I believe as I age I have become more confident in the person I am, and I have more realistic goals of the person I want to become; and I love the person I am constantly evolving to be. I'm not scared of what the future may hold, but truly believe that there is a reason for everything. I believe more than anything this year, I have realized that I am stronger than I ever imagined.
Furthermore, each year I dedicate my birthday wish to a mantra for the next year to carry through the year with me. Last year it was happiness, while I can think of a lot of other words to describe last year, I will have to say that through it all I still feel that happiness did prevail. Thus for the year approaching I have done a lot of thinking, and I have decided that this year is going to be about love- giving, receiving, and making it apart of my everyday life.
Over the last months I have been so impressed by love others have shown me and my family. I have goosebumps, just thinking about how much this means to me. I guess my goal for the year is to let people know how much they mean to me, how important they really are. I want them to have no questions about the way I feel about them. Life is just too short to be indecisive.
It is crazy to me that I know exactly what I was doing one year ago today. I was sitting in the Indianapolis Airport at my favorite local restaurant, Cafe Patachou, with my parents.

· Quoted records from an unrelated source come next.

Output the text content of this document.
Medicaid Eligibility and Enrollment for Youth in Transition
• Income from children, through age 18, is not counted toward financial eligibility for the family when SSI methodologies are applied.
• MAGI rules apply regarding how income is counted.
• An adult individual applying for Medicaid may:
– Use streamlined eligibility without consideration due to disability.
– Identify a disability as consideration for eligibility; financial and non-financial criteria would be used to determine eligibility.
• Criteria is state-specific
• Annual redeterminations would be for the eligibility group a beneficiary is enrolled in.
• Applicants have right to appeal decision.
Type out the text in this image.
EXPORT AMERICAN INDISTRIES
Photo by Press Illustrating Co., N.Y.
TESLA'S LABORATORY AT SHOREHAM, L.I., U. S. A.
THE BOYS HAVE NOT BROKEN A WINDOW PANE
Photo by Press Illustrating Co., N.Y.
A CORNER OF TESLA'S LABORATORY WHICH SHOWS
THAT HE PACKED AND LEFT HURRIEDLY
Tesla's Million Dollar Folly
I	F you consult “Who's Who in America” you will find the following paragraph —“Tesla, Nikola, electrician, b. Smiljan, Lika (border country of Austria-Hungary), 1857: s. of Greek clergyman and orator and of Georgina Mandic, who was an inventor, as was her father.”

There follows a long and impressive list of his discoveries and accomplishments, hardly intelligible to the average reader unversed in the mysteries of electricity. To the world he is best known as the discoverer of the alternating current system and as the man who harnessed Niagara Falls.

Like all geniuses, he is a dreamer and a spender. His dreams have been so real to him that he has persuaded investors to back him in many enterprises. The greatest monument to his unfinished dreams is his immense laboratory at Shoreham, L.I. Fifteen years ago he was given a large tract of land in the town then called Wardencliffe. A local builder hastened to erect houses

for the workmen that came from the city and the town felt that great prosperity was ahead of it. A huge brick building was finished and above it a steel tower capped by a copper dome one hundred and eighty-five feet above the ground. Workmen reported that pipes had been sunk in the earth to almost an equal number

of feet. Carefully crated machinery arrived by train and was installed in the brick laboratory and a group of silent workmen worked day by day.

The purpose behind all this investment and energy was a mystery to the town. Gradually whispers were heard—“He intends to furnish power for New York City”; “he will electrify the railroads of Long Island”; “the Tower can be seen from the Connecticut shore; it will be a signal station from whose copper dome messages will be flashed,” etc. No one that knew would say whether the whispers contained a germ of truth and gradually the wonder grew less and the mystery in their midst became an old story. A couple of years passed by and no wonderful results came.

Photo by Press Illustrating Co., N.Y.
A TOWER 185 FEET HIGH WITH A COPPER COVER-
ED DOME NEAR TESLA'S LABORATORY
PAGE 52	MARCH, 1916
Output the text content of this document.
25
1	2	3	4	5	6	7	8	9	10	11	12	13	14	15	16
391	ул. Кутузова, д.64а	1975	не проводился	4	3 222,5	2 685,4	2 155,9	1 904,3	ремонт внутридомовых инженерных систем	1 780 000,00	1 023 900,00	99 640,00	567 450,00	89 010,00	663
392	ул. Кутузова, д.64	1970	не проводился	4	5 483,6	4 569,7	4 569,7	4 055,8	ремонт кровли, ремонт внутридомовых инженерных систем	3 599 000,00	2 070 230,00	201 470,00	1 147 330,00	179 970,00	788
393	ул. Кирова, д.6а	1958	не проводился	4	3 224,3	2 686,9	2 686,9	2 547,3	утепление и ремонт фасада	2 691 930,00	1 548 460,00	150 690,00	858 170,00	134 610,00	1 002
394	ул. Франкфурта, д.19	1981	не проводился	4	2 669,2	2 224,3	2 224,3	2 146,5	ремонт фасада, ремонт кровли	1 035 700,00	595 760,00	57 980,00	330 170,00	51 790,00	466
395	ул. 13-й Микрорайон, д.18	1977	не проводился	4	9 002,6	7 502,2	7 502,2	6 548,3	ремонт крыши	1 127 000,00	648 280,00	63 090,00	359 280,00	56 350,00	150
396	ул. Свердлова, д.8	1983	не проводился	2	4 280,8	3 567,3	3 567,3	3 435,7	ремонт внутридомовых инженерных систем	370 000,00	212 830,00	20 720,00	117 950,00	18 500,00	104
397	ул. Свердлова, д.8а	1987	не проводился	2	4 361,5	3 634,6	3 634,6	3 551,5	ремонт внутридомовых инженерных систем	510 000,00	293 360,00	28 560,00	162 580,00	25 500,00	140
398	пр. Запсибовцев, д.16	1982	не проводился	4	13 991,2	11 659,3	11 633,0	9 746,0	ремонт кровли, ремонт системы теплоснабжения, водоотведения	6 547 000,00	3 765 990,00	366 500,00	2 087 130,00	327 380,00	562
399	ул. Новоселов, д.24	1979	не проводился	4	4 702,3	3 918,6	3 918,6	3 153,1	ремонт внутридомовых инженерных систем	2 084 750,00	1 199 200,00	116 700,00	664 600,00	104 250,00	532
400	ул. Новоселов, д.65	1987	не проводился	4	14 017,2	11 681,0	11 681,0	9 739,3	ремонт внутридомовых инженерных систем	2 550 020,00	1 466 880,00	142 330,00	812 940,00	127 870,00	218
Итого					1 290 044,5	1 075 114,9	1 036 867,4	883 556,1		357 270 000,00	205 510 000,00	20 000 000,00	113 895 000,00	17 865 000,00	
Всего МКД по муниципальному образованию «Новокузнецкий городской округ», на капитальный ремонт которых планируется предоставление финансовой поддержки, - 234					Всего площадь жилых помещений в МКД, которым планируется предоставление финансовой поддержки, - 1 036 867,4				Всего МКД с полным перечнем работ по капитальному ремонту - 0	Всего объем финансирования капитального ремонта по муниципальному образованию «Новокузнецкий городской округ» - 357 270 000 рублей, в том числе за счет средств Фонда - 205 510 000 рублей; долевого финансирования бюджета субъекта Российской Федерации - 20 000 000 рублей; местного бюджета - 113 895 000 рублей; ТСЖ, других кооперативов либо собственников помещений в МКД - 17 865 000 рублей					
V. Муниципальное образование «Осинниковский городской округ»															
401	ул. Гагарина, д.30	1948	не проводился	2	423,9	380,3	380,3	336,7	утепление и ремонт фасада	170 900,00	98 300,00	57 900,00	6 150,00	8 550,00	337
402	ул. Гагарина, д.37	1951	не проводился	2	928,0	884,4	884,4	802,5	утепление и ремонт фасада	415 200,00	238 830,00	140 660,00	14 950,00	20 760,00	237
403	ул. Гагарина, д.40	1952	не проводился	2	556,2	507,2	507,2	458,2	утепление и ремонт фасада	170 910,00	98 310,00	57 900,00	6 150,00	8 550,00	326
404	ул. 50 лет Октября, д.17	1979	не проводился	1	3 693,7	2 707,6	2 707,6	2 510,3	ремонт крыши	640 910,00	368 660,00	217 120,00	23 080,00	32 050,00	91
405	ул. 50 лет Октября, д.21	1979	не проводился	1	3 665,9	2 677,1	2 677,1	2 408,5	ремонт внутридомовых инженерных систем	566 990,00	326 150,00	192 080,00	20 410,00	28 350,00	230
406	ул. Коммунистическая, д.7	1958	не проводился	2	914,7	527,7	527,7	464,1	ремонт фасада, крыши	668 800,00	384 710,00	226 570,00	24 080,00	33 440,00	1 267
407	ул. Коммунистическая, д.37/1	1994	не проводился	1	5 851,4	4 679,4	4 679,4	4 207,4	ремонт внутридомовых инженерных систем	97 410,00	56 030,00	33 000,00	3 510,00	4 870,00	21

I was getting ready to go on a whirl wind traveling expedition for residency interviews. I remember exactly what I was wearing, I remember what I ate, I remember my nervous energy, and I remember thinking I'm not sure if things will ever be the same. In retrospect you have these moments that you come back to think about, these glimpses that foreshadow the future. I remember specifically when my dad gave me my birthday card, we looked at each other in the eye. Without saying a word my eyes began to water, and I had to look back at my omelet and toast to prevent tears from streaming down my face. I think we both knew that this would be our last birthday together.
While tomorrow will be a bit bittersweet, you can have no doubt that I will welcome 28 with open arms. There might not be cake or candles tomorrow, but you can bet there will be champagne, friends, laughter, and love. I am determined to make 28 the best year yet.